Long-term sustainability is another concern.  We want the train of commercial progress to continue down the tracks of success for generations.   There has been much talked about living wages as it relates to employment.  Some estimates in the United States put this number around $15.85, as of 2016.  Depending on the types of jobs created, this may not be a realistic wage for a small entrepreneurial venture. Notwithstanding, low-income jobs will need to attempt to pay wages that enable families to buy food, pay a mortgage, raise kids, and save for retirement. However, these types of jobs will require higher levels of education, and it’s questionable whether our public schools are up to these demands.

Along with enhancing the educational and skill levels of adults, the education that young people receive in our public schools must improve.  The authors of Urban Issues: Selections from CQ Research tell us that the United States has fallen behind in K-12 education.  Along with the rising cost of public education, the future is bleak.  What makes this report more distressing is that low preforming students live in the communities that need these higher paying jobs.  With national graduation rates around 68.8% and those for minorities being lower when subtracted out, we have reasons to pine.

Success demands we push beyond these present realities towards a brighter future.  It is a vital part of the coming economic growth among urban folks.  Young people believing there is financial life for the next generation despite current failures is necessary.   Believing they live in communities with a future creates future stability within the area.   Curtailing black flight to suburbia as evidence of success will add stability to urban districts.

How do We Get Started?                              
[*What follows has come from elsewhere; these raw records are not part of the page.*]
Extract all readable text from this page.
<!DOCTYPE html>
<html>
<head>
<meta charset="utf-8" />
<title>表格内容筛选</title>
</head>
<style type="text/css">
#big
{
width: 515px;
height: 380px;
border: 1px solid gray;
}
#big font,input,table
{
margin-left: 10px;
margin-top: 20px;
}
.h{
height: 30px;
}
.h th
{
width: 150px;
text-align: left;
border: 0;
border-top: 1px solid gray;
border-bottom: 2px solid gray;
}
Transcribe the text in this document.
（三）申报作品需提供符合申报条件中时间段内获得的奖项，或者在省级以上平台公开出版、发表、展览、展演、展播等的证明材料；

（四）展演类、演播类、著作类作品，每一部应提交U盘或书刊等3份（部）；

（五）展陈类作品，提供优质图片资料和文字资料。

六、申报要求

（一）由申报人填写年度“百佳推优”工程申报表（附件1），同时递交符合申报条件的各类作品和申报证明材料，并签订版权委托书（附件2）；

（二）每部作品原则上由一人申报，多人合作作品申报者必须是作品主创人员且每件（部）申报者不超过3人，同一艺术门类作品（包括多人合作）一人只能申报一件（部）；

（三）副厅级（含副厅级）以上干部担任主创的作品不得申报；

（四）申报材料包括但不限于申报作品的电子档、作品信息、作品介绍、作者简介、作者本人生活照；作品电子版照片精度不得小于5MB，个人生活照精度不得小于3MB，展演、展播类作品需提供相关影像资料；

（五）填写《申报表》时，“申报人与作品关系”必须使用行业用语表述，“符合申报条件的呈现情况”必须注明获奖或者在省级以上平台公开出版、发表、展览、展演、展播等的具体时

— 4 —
The economic problems of our inner-cities seem so daunting.  It’s likely one of the reasons there is more talk than action in this area.  However, the church specializes in the difficult.  Through Christ, God has provided salvific uplift, could economic revival be more laborious.  Absolutely not, there are churches across Indianapolis engaging in these conversations.  If we want to see lasting change in our communities, who is better suited via location and spirituality to lead this charge.

Coming alongside OverComing Church and other ministries, Crossroads Bible College is excited to add it voice and act in uplifting the inner-city.  This year, Crossroads Bible College will be hosting a workshop related to urban economic development.  We will be encouraging pastors and church members to come and listen to how we can take realistic steps together in ushering in this change.  It’s a powerful vision with a bright future in the city.  Under the leadership of our Lord and walking with the church, we can be the change we need.

It’s a magnificent sight.  The people of God marching in the same direction, while proclaiming the goodness and greatness of God as we participate in holistic ministry, will be a welcomed sight for the economically distressed.  What a benefit to the down and out and the up and coming, as we reinforce economic and spiritual hope in our cities.

So, keep your ears to the wind and be ready to act for the benefit of others.  This time when you hear the sirens call, note that it is for you.  It’s time for you to be involved in the elevation of others.  You may be able to assist others writing a business plan, aid in assist in doing a business feasibility study, or any number of business skills you have developed over the years.  You might want to become a business mentor or offer up an idea for a commercial venture.  Many of these businesses will need investment capital, perhaps you can assist in this area.

After all, we are our brothers and sister’s keepers, spiritually and otherwise.